No. 96-1577
Argued: December 10, 1997Decided: February 25, 1998
Held: The Tribe’s land is not “Indian country.” Pp. 4-13.
(a) As here relevant, “Indian country” means “all dependent Indian communities within the . . . United States . . . .” §1151(b). “[D]ependent Indian communities” refers to a limited category of Indian lands that are neither reservations nor allotments (the other categories of Indian country set forth in §1151), and that satisfy two requirements-first, they must have been set aside by the Federal Government for the use of the Indians as Indian land; second, they must be under federal superintendence. See United States v. Sandoval , 231 U.S. 28, 46 , United States v. Pelican , 232 U.S. 442, 449 , and United States v. McGowan, 302 U.S. 535, 538 -539. Those cases held that these two requirements were necessary for a finding of “Indian country” generally before §1151 was enacted, and Congress codified these requirements in enacting §1151. Section 1151 does not purport to alter the cases’ definition of Indian country. Section 1151(b)’s text, moreover, was taken virtually verbatim from Sandoval , supra, at 46, which language was later quoted in McGowan, supra, at 538. The legislative history states that §1151(b)’s definition is based on those cases, and the requirements are reflected in §1151(b)’s text: The federal set-aside requirement ensures that the land in question is occupied by an “Indian community”; the federal superintendence requirement guarantees that that community is sufficiently “dependent” on the Federal Government that the Government and the Indians involved, rather than the States, are to exercise primary jurisdiction over the land. Pp. 4-10.
(b) The Tribe’s ANCSA lands do not satisfy either of these requirements. The federal set-aside requirement is not met because ANCSA, far from designating Alaskan lands for Indian use, revoked all existing Alaska reservations ” set aside by legislation or by Executive or Secretarial Order for Native use, ” save one. 43 U.S.C. § 1618(a) (emphasis added). Congress could not more clearly have departed from its traditional practice of setting aside Indian lands. Cf. Hagen v. Utah, 510 U.S. 399, 401 . The difficulty with the Tribe’s argument that the ANCSA lands were set apart for the use of the Neets’aii Gwich’in, “as such,” by their acquisition pursuant to §1618(b) is that ANCSA transferred reservation lands to private, state-chartered Native corporations, without any restraints on alienation or significant use restrictions, and with the goal of avoiding “any permanent racially defined institutions, rights, privileges, or obligations,” §1601(b); see also §§1607, 1613. Thus, Congress contemplated that non-Natives could own the former Venetie Reserva tion, and the Tribe is free to use it for non-Indian purposes.

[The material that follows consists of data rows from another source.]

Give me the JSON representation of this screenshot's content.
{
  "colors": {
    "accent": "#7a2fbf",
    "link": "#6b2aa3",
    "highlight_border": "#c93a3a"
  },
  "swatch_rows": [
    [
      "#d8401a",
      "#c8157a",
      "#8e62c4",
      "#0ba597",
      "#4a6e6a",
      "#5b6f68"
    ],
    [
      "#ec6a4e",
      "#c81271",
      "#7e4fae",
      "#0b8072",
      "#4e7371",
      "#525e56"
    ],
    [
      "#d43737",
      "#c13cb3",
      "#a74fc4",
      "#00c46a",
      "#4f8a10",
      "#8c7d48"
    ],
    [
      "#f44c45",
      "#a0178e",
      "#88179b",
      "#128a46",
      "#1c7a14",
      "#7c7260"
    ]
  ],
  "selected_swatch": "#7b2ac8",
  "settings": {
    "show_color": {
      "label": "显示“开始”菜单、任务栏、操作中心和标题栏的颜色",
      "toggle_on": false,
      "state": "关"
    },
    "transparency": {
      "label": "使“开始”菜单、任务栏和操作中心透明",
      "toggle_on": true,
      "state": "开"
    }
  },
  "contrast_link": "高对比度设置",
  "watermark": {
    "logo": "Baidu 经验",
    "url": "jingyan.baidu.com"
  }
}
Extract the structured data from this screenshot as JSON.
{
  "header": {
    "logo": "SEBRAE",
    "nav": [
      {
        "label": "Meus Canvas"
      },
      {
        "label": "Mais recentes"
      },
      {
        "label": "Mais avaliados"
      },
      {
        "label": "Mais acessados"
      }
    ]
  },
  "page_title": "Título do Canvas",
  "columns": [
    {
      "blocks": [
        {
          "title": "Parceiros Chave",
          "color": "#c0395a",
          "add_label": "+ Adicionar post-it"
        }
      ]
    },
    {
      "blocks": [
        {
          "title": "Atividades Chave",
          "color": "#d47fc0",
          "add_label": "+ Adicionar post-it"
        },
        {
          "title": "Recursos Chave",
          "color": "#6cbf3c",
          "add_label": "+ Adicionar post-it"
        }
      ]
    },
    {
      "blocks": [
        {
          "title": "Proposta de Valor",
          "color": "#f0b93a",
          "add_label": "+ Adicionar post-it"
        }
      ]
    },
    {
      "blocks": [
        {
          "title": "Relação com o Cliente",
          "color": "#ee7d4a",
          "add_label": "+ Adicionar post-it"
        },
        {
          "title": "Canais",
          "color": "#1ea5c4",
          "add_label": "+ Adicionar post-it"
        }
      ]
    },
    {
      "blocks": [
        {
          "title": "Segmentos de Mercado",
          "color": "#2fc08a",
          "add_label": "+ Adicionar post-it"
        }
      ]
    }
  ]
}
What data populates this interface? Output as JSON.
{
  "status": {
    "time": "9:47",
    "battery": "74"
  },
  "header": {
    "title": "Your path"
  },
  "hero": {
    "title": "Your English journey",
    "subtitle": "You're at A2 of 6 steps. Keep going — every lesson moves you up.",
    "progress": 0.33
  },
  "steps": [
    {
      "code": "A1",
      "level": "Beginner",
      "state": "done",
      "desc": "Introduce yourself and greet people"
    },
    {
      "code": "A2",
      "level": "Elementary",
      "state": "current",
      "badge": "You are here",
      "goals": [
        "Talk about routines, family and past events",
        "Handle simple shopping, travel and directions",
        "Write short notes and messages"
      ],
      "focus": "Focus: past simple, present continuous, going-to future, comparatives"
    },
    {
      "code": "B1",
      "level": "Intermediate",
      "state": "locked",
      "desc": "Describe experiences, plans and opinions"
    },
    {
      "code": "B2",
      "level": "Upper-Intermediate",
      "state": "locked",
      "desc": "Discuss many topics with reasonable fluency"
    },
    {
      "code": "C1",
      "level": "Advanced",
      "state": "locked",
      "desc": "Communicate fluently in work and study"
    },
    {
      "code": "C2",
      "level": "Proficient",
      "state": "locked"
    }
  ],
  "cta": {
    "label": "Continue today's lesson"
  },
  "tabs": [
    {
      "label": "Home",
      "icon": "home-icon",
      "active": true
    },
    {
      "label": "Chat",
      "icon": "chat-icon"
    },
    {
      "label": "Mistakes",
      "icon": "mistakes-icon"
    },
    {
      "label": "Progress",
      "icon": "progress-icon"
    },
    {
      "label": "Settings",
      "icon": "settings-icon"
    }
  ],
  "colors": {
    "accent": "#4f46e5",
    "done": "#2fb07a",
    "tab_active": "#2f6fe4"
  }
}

Equally clearly, ANCSA ended federal superintendence over the Tribe’s lands by revoking all existing Alaska reservations but one, see §1618(a), and by stating that ANCSA’s settlement provisions were intended to avoid a “lengthy wardship or trusteeship,” §1601(b). Although ANCSA exempts the Tribe’s land, as long as it has not been sold, leased, or developed, from adverse possession claims, real property taxes, and certain judgments, see §1636(d), these protections simply do not approach the level of active federal control and stewardship over Indian land that existed in this Court’s prior cases. See, e.g., McGowan, supra, at 537-539. Moreover, Congress’ conveyance of ANCSA lands to state-chartered and state-regulated private business corporations is hardly a choice that comports with a desire to retain federal superintendence. The Tribe’s contention that such superintendence is demonstrated by the Government’s continuing provision of health, social, welfare, and economic programs to the Tribe is unpersuasive because those programs are merely forms of general federal aid, not indicia of active federal control. Moreover, the argument is severely undercut by the Tribe’s view of ANCSA’s primary purposes, namely, to effect Native self-determination and to end paternalism in federal Indian relations. The broad federal superintendence requirement for Indian country cuts against these objectives, but this Court is not free to ignore that requirement as codified in §1151. Whether the concept of Indian country should be modified is a question entirely for Congress. Pp. 10-13.
101 F. 3d 1286, reversed.
THOMAS , J., delivered the opinion for a unanimous Court.